A major expansion of suburban housing in Hawcoat subsequently occurred in the 1960s as a direct response to the expansion of Vickers shipyard, when it was briefly referred to as 'Polaris Village' after the Polaris programme which involved Barrow-built Resolution-class submarines. Dane Ghyll Primary School, in the middle of the new development, opened in 1971, reflecting the expansion of the population. Furness General Hospital, replacing four smaller hospitals in Barrow, was opened in Hawcoat in 1984.

==Demographics==
In 2011, Hawcoat had a population of 4,922, representing a 7% decrease over a 10-year period. The ward has more female residents than male and is the most ethnically diverse ward of Barrow, with 4.3% of the local population belonging to an ethnic group other than White British. Hawcoat covers an area of 4.58 square kilometres and has a population density of 1,074/km^{2} (compared to 886/km^{2} in Barrow as a whole). Hawcoat is Barrow's least deprived ward, with higher than average house prices and two areas where properties regularly sell for close to half a million GBP - The Crescent and The Gardens.

==Facilities==
Hawcoat is the location of Furness General Hospital, though the nearest GP Practices are in Barrow town centre. Dane Ghyll Primary School is the area's primary school, for children aged 4–11, in the heart of the 1970s-built estate, and St Paul's CofE Junior School, affiliated with Saint Paul's, the parish church of Hawcoat, teaches children aged 7–11. Thorncliffe School, on the western border of the ward, was the secondary school for children aged 12–16 from its construction in 1970 until 2009, when it was merged with other local secondaries to form Furness Academy. The old Thorncliffe site has since been redeveloped into homes. Chetwynde School, formerly a private school, sits just outside the ward and is now a state-funded free school for children aged 4–16.
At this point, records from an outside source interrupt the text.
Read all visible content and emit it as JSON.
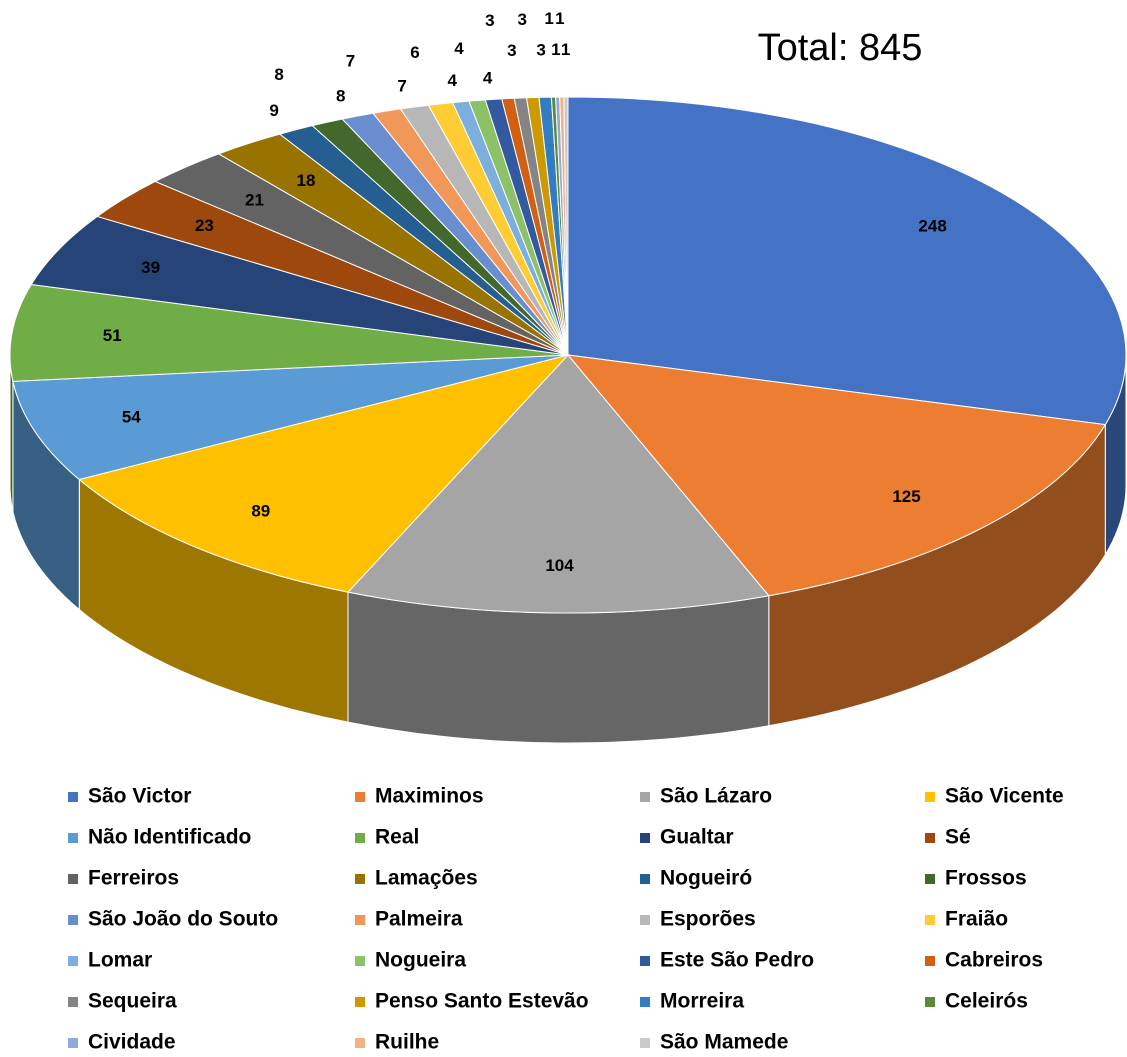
{
  "chart_data": {
    "type": "pie3d",
    "annotation": "Total: 845",
    "categories": [
      "São Victor",
      "Maximinos",
      "São Lázaro",
      "São Vicente",
      "Não Identificado",
      "Real",
      "Gualtar",
      "Sé",
      "Ferreiros",
      "Lamações",
      "Nogueiró",
      "Frossos",
      "São João do Souto",
      "Palmeira",
      "Esporões",
      "Fraião",
      "Lomar",
      "Nogueira",
      "Este São Pedro",
      "Cabreiros",
      "Sequeira",
      "Penso Santo Estevão",
      "Morreira",
      "Celeirós",
      "Cividade",
      "Ruilhe",
      "São Mamede"
    ],
    "values": [
      248,
      125,
      104,
      89,
      54,
      51,
      39,
      23,
      21,
      18,
      9,
      8,
      8,
      7,
      7,
      6,
      4,
      4,
      4,
      3,
      3,
      3,
      3,
      1,
      1,
      1,
      1
    ],
    "colors": [
      "#4472c4",
      "#ed7d31",
      "#a5a5a5",
      "#ffc000",
      "#5b9bd5",
      "#70ad47",
      "#264478",
      "#9e480e",
      "#636363",
      "#997300",
      "#255e91",
      "#43682b",
      "#698ed0",
      "#f1975a",
      "#b7b7b7",
      "#ffcd33",
      "#7cafdd",
      "#8cc168",
      "#335aa1",
      "#d26012",
      "#848484",
      "#cc9a00",
      "#327dc2",
      "#5a8a39",
      "#8faadc",
      "#f4b183",
      "#c9c9c9"
    ],
    "legend": "bottom"
  }
}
Holker Old Boys F.C., which competes in the North West Counties Football League, is based in Hawcoat at Rakesmoor Lane. Hawcoat Park Sports and Social Club, formerly known as Vickers Sports Club (having been established by Vickers) is a popular recreational facility consisting of pitches, lawns and tennis courts. It is located in the southern periphery of Hawcoat and is also home to the Walney Terriers American Football Club.